Körperpflege, Bewegung und Nahrungsaufnahme bei Depressionen

Das Pflegepersonal ist in Fällen von Depression besonders gefordert, um die Patienten zu unterstützen und zu motivieren. Eine Struktur im Alltag ist bei dieser Krankheit wichtig: aufstehen zur gleichen Zeit, Körperpflege, ankleiden, Frühstück – das alles sind Punkte, bei denen Pflegebedürftige auf Hilfe angewiesen sein können. Im Sinne der sogenannten aktiven Pflege soll eine Anleitung zur Selbstständigkeit gegeben werden. Die Pflegekraft hat nur ein wachsames Auge, die Patienten sollten selbst aktiv werden.

Dadurch, dass Appetitlosigkeit oft mit einer Depression einhergeht, liegt ein besonderes Augenmerk auf der Nahrungs- und Flüssigkeitsaufnahme. Die Pflegekraft stellt sicher, dass ausreichend gegessen und getrunken wird. In Fällen, in denen sich die Patienten weigern, muss ein Arzt konsultiert werden.

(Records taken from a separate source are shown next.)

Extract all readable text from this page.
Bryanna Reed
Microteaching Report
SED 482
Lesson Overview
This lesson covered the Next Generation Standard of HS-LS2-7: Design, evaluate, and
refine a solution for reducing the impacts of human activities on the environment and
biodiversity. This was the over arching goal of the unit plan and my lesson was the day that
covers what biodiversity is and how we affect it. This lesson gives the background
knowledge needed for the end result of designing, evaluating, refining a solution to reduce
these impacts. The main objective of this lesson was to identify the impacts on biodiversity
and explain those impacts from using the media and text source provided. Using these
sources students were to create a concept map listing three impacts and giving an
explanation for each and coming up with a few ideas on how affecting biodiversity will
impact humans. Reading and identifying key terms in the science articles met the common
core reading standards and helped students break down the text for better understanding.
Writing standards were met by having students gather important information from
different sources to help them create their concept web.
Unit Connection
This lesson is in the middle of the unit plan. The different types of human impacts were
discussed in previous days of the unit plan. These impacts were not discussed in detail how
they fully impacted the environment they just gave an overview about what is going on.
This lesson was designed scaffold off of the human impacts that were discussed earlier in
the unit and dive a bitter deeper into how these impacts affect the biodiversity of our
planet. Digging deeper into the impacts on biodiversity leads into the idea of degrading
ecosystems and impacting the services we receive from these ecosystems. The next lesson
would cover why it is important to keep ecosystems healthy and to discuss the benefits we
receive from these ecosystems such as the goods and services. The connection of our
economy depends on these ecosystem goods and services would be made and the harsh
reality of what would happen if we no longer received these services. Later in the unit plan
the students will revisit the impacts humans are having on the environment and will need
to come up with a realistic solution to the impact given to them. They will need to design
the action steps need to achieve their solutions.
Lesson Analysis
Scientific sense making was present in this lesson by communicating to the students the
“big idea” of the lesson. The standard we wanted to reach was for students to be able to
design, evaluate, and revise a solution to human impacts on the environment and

Kommunikation bei Depression

Die soziale Interaktion, das Gespräch mit Depressiven ist mitunter nervenaufreibend oder gar nicht möglich. Geduld und Verständnis sind unabdingbar, denn die Patienten ziehen sich oft zurück und verweigern das Gespräch. Andere Betroffene sprechen übermäßig viel, jammern und klagen über ihre Situation. Auch hier sind Einfühlungsvermögen und Geduld gefragt, um Wege aus der Krise aufzuzeigen und die Hoffnungslosigkeit nicht weiter zu verstärken. Es ist angeraten, sich neutral zu verhalten und keine Wertungen vorzunehmen, um die Betroffenen nicht zu verletzen. Oftmals öffnen sich die Patienten dann und sprechen über ihre Empfindungen.

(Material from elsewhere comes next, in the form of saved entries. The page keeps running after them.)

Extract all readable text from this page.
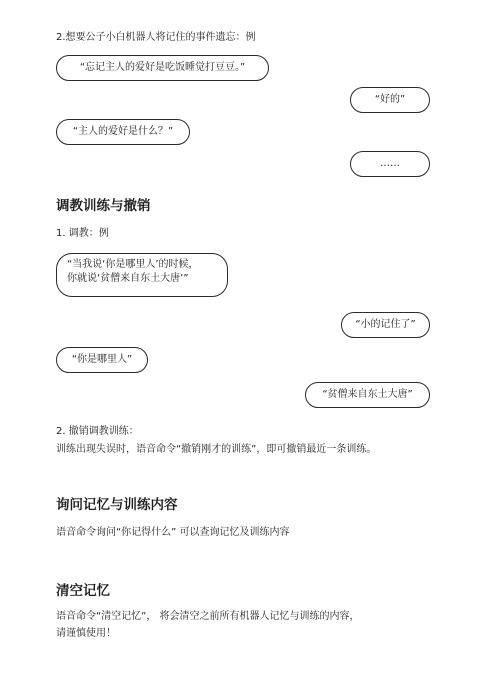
2.想要公子小白机器人将记住的事件遗忘：例
“忘记主人的爱好是吃饭睡觉打豆豆。”
“好的”
“主人的爱好是什么？”
……
调教训练与撤销
1. 调教：例
“当我说‘你是哪里人’的时候，
你就说‘贫僧来自东土大唐’”
“小的记住了”
“你是哪里人”
“贫僧来自东土大唐”
2. 撤销调教训练：
训练出现失误时，语音命令“撤销刚才的训练”，即可撤销最近一条训练。
询问记忆与训练内容
语音命令询问“你记得什么” 可以查询记忆及训练内容
清空记忆
语音命令“清空记忆”， 将会清空之前所有机器人记忆与训练的内容，
请谨慎使用！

Depression und Pflegestufe bzw. Pflegegrad

Mit der Pflegereform 2016 wird der Pflegebegriff um psychische und kognitive Erkrankungen erweitert, der Fokus liegt nicht mehr rein auf körperlichen Beschwerden. Aus diesem Grund kann auch bei einer Depression eine Pflegestufe bzw. seit 2017 ein Pflegegrad von der Pflegeversicherung vergeben werden. Handelt es sich um eine körperliche oder kognitive Erkrankung im Zusammenspiel mit einer Depression, kann die Depressionserkrankung auch Auswirkungen auf den konkreten Pflegegrad haben, sodass Anspruch auf umfangreichere Pflegeleistungen besteht.

 
Pflegeleistungen im Detail erklärt
 

Bei der Einstufung in den korrekten Pflegegrad wird immer der Einzelfall betrachtet. Hier kommt das „Neue Begutachtungsassessment“ zum Einsatz, bei dem der Pflegebedarf individuell gemessen werden soll. Der Antrag hierfür wird formlos bei der zuständigen Pflegeversicherung eingereicht.